Here, I present the Providence SkyLine: a concept for reimagining Rhode Island’s transportation system by linking together existing infrastructure with targeted investments, paired with ambitious transit-oriented development that would both alleviate the housing crisis and provide Rhode Islanders a viable path to car-free living.

The SkyLine is designed to take the urban scar tissue created by 20th century highways and other car-centric development, and repurpose those spaces to stitch Greater Providence back together again.

This is not a new idea: in the 1980s we created beautiful space on the Woonasquatucket River by relocating the train station; in the early years of the 21st century, we did the same on a grander scale by relocating Interstate 195 to create a whole new neighborhood in downtown Providence. We can do it again, and transform our entire region.

The SkyLine is a proposal for a grade-separated light rail line for Greater Providence. Using an elevated structure that combines transit instracture with a linear park like New York City’s High Line, the SkyLine creates a new greenspace which stitches the city back together after a century of barriers of rail and highways, while filling a critical gap in the region’s transit infrastructure.

The SkyLine provides direct service to Brown University and the Hospital District, home to Rhode Island’s largest private employers. Short extensions south connect directly to CCRI’s Warwick Campus and Kent Hospital, and to the northeast provide a new crossing of the Seekonk River, providing vital relief to today’s bridges. Cultural centers such as Roger Williams Park and the Convention Center, and commercial centers such as Wayland Square and the Warwick Mall, would be steps away from SkyLine stations.

The SkyLine would be over 14 miles long, yet would require only a half-mile of construction over city streets. The majority of the SkyLine runs along existing ROWs, and the remainder runs in a median within Route 95’s open cut or in a transformative greenway above. The proximity of many of Greater Providence’s major institutions along the SkyLine’s path offers extraordinary opportunity for lower-cost high-impact investment.

Rezoning large swaths of underused land near transit opens up new possibilities for creating new neighborhoods that support car-free living. On this map, the Mills District is a flourishing high density neighborhood along the Woonasquatucket River, anchored by a new RailRhode Regional Rail station that also provides easy access to Federal Hill’s cultural institutions on Atwells Ave. West River is a mixed use development that unites a range of shopping plazas that currently sit close together but which are cut off from each other by railroad tracks; a new station recasts the railroad as a unifying path rather than a dividing barrier. Frequent RailRhode service provides Mills District residents with easy access to groceries and other amenities at West River.
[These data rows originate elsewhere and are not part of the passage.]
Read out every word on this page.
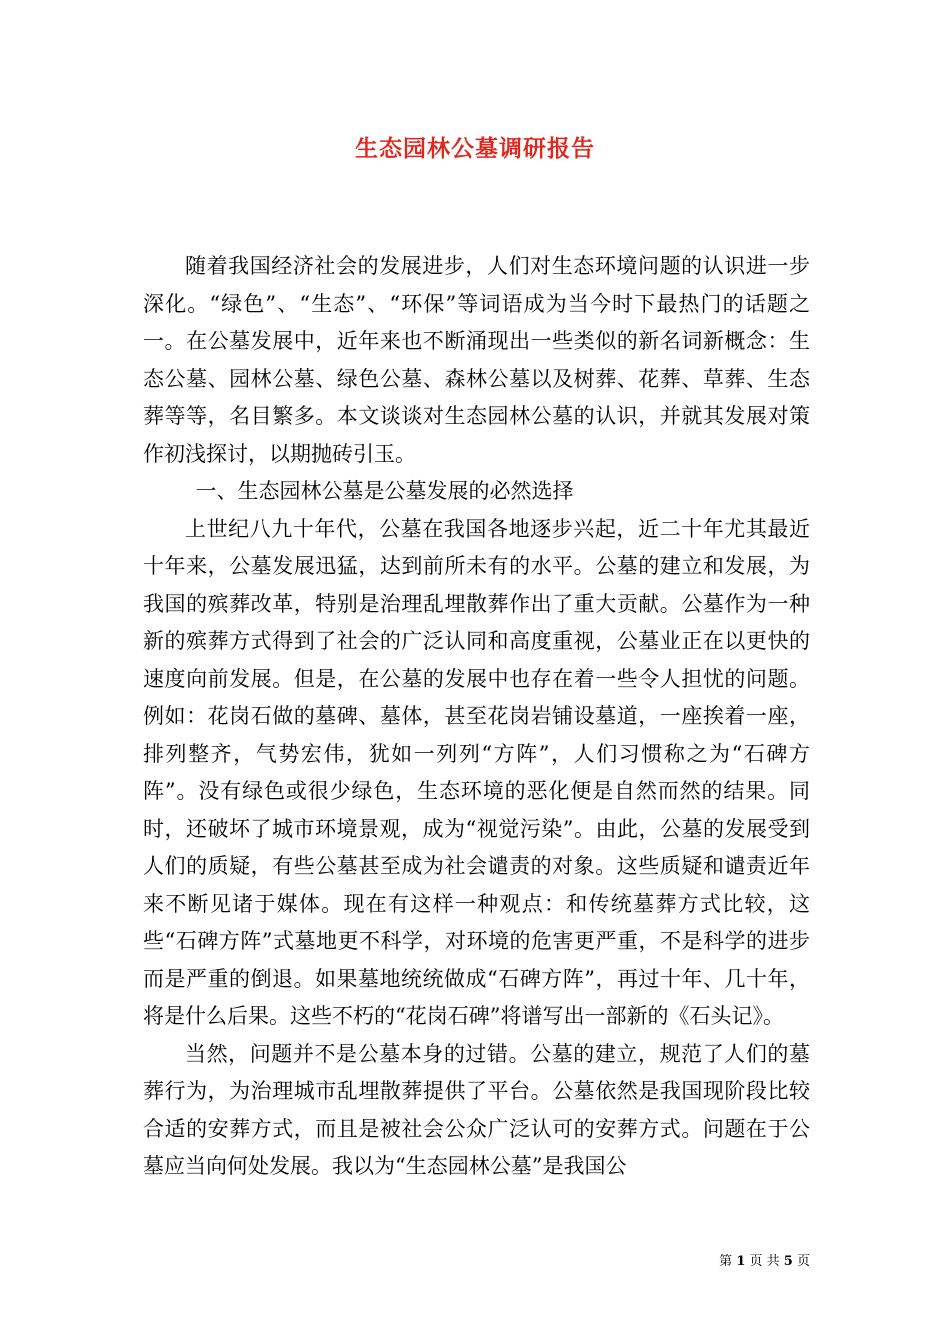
生态园林公墓调研报告

随着我国经济社会的发展进步，人们对生态环境问题的认识进一步深化。“绿色”、“生态”、“环保”等词语成为当今时下最热门的话题之一。在公墓发展中，近年来也不断涌现出一些类似的新名词新概念：生态公墓、园林公墓、绿色公墓、森林公墓以及树葬、花葬、草葬、生态葬等等，名目繁多。本文谈谈对生态园林公墓的认识，并就其发展对策作初浅探讨，以期抛砖引玉。

一、生态园林公墓是公墓发展的必然选择

上世纪八九十年代，公墓在我国各地逐步兴起，近二十年尤其最近十年来，公墓发展迅猛，达到前所未有的水平。公墓的建立和发展，为我国的殡葬改革，特别是治理乱埋散葬作出了重大贡献。公墓作为一种新的殡葬方式得到了社会的广泛认同和高度重视，公墓业正在以更快的速度向前发展。但是，在公墓的发展中也存在着一些令人担忧的问题。例如：花岗石做的墓碑、墓体，甚至花岗岩铺设墓道，一座挨着一座，排列整齐，气势宏伟，犹如一列列“方阵”，人们习惯称之为“石碑方阵”。没有绿色或很少绿色，生态环境的恶化便是自然而然的结果。同时，还破坏了城市环境景观，成为“视觉污染”。由此，公墓的发展受到人们的质疑，有些公墓甚至成为社会谴责的对象。这些质疑和谴责近年来不断见诸于媒体。现在有这样一种观点：和传统墓葬方式比较，这些“石碑方阵”式墓地更不科学，对环境的危害更严重，不是科学的进步而是严重的倒退。如果墓地统统做成“石碑方阵”，再过十年、几十年，将是什么后果。这些不朽的“花岗石碑”将谱写出一部新的《石头记》。

当然，问题并不是公墓本身的过错。公墓的建立，规范了人们的墓葬行为，为治理城市乱埋散葬提供了平台。公墓依然是我国现阶段比较合适的安葬方式，而且是被社会公众广泛认可的安葬方式。问题在于公墓应当向何处发展。我以为“生态园林公墓”是我国公

第 1 页 共 5 页
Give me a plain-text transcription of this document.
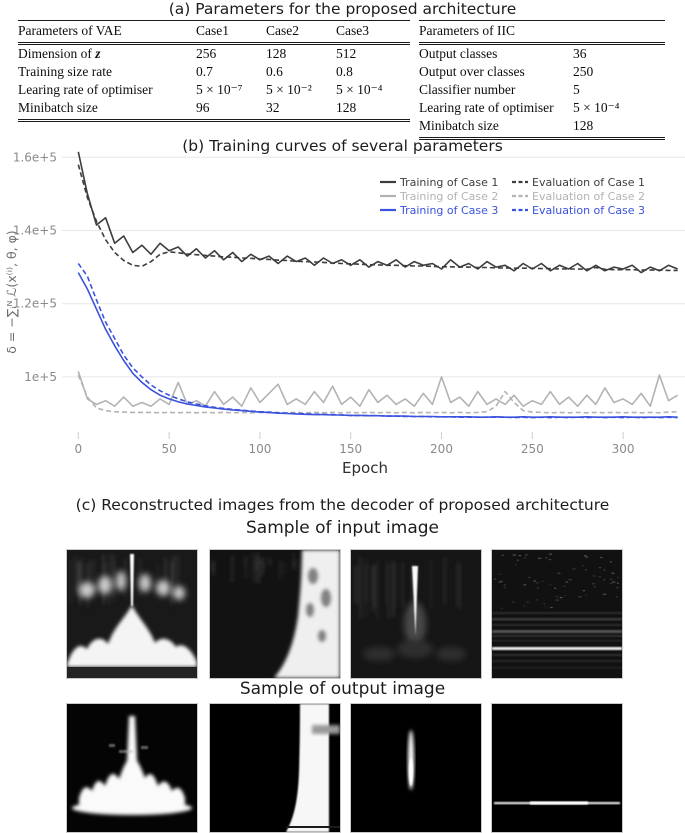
(a) Parameters for the proposed architecture
Parameters of VAE	Case1	Case2	Case3
Dimension of z	256	128	512
Training size rate	0.7	0.6	0.8
Learing rate of optimiser	5 × 10⁻⁷	5 × 10⁻²	5 × 10⁻⁴
Minibatch size	96	32	128
Parameters of IIC	
Output classes	36
Output over classes	250
Classifier number	5
Learing rate of optimiser	5 × 10⁻⁴
Minibatch size	128
(b) Training curves of several parameters
1e+5
1.2e+5
1.4e+5
1.6e+5
0	50	100	150	200	250	300
Epoch
δ = −∑ᵢᴺ ℒ(x⁽ⁱ⁾, θ, φ)
Training of Case 1
Training of Case 2
Training of Case 3
Evaluation of Case 1
Evaluation of Case 2
Evaluation of Case 3
(c) Reconstructed images from the decoder of proposed architecture
Sample of input image
Sample of output image
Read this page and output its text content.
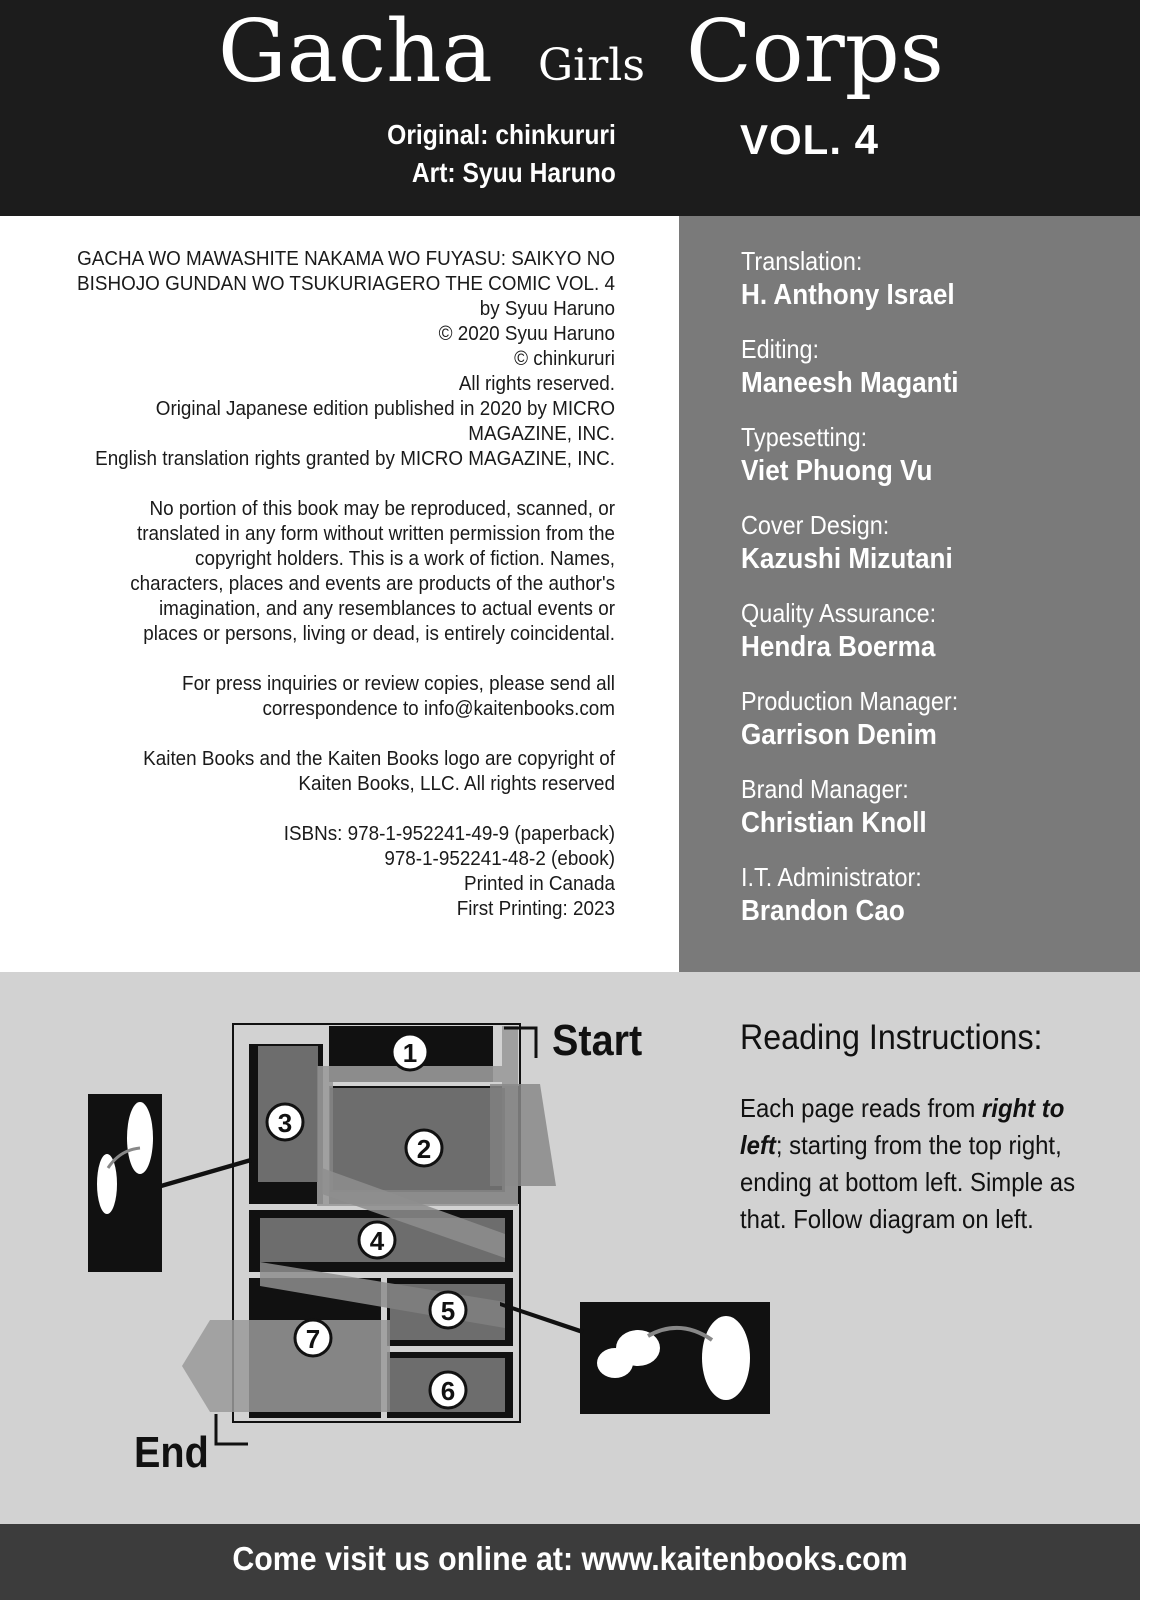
Gacha Girls Corps
Original: chinkururi
Art: Syuu Haruno
VOL. 4

GACHA WO MAWASHITE NAKAMA WO FUYASU: SAIKYO NO
BISHOJO GUNDAN WO TSUKURIAGERO THE COMIC VOL. 4
by Syuu Haruno
© 2020 Syuu Haruno
© chinkururi
All rights reserved.
Original Japanese edition published in 2020 by MICRO
MAGAZINE, INC.
English translation rights granted by MICRO MAGAZINE, INC.

No portion of this book may be reproduced, scanned, or
translated in any form without written permission from the
copyright holders. This is a work of fiction. Names,
characters, places and events are products of the author's
imagination, and any resemblances to actual events or
places or persons, living or dead, is entirely coincidental.

For press inquiries or review copies, please send all
correspondence to info@kaitenbooks.com

Kaiten Books and the Kaiten Books logo are copyright of
Kaiten Books, LLC. All rights reserved

ISBNs: 978-1-952241-49-9 (paperback)
978-1-952241-48-2 (ebook)
Printed in Canada
First Printing: 2023

Translation:
H. Anthony Israel
Editing:
Maneesh Maganti
Typesetting:
Viet Phuong Vu
Cover Design:
Kazushi Mizutani
Quality Assurance:
Hendra Boerma
Production Manager:
Garrison Denim
Brand Manager:
Christian Knoll
I.T. Administrator:
Brandon Cao
1
2
3
4
5
6
7
Start
End
Reading Instructions:
Each page reads from right to left; starting from the top right, ending at bottom left. Simple as that. Follow diagram on left.
Come visit us online at: www.kaitenbooks.com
Targeted surface transit improvements provide key services and connectivity. Building on today’s R-Line, one light rail line serves the high-ridership Broad St corridor, extended to Johnson & Wales’ Harborside campus, and providing direct transfers to both RailRhode and the SkyLine. The other light rail line shoulders the last-mile responsibilities of today’s Downtown Transit Connector and operates in a dedicated ROW to serve the West River development before terminating directly at the Miriam Hospital.

In tandem with S-Bahn-style RailRhode and targeted surface transit improvements, the SkyLine would free thousands of Rhode Islanders from the burden of car ownership, and transform our region for the 21st century.